Who said I can't build a good system?
They keyword that I'm following nowadays choosing hardware changes (which happen every 3-5years) is best economic/performance ratio. It's not hard to spend 1000$ on CPU/GPU/Mobo and have great performance, however it is a very hard choice to do the same for let's say 200$, no need to even take it further that sometimes more doesn't mean better. So far I've yet to see direct comparison of pretty much same system spec done at home laboratory in WoW, and it's the most important factor.
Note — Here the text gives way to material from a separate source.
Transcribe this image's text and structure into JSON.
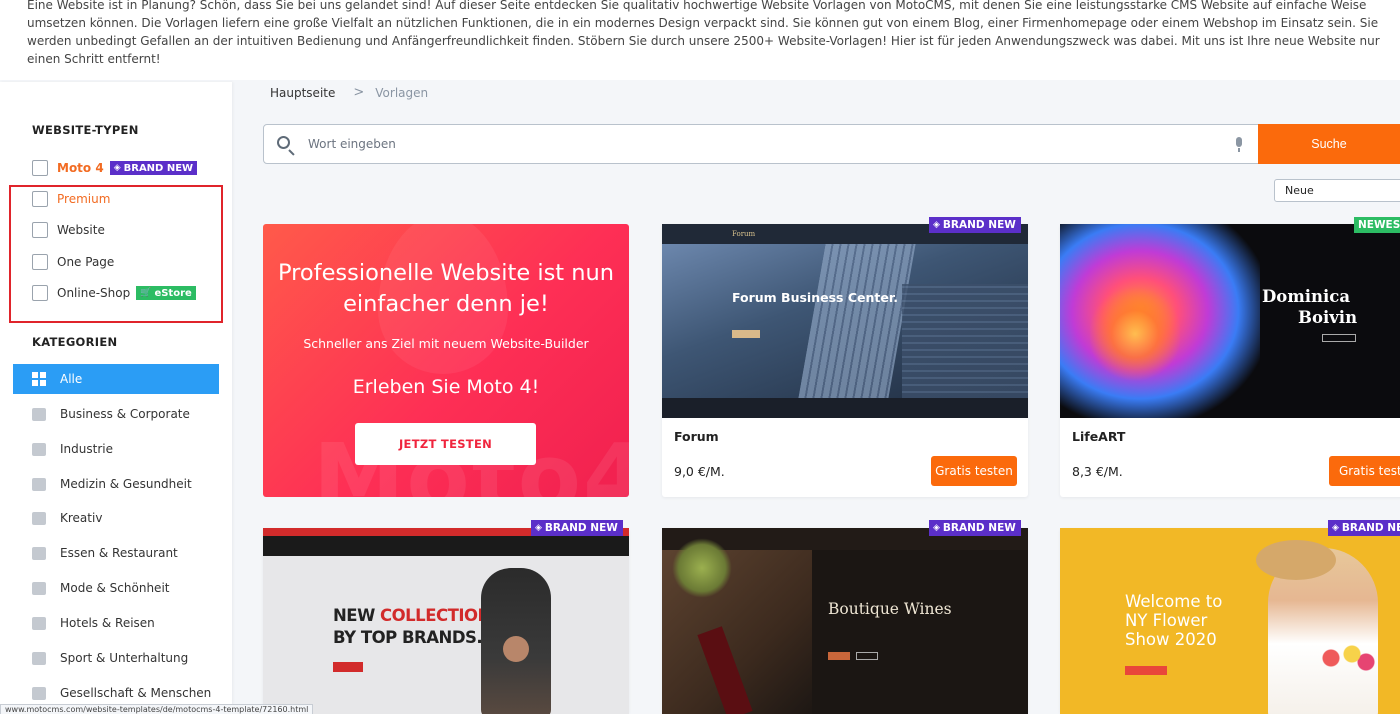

Who cares if X pc runs great in Crysis or w/e.
Personally I'm done with going for world record in 3Dmarks, superpi and max overclocking like I used on my Barton 2500+ on AC cooling with world record at 2772mhz stable and probably world record 3D01 GF4mx DDR2 running CL6 memory at 673mhz
P31 is old, but the performance is not that far away between newer chipsets.
Graphic card, well it's still probably best performance/ratio card on the market atm that you can probably afford for 75$.
Weird ram setup but I did not want to run 2g + 2x1gb or single 2gb (win7) as overclocking would be severly limited unfortunatly, again speed of ram is not a deal in the games, unless we benchmark for world 1st in superPI etc.
Main serious question. How come, that in orgrimmat tests.
E8400 performed at 100%
E4300 performed at 50% of E8400
E2160 performed at best at 25% of E8400. It's pretty similar on the min. FPS on timetests, even taking the avg. of few tests.
Mind that 3.6ghz E2160 should
not loose to a stock E4300 running at 1.8ghz and it does in pretty much any test i've done by a large margin in game. Cache IS NOT minor hardware spec apperently.
On another side, I've been always wondering on this thing in game. Sometimes objects that are far away i.e mobs, players are generated either instantly like they should, or they 'lag behind' in being proccessed no matter of video settings, that's some kind of memory buffering by a game, which often can lead to FRAPS FPS tests in flightpaths to also strange behavior.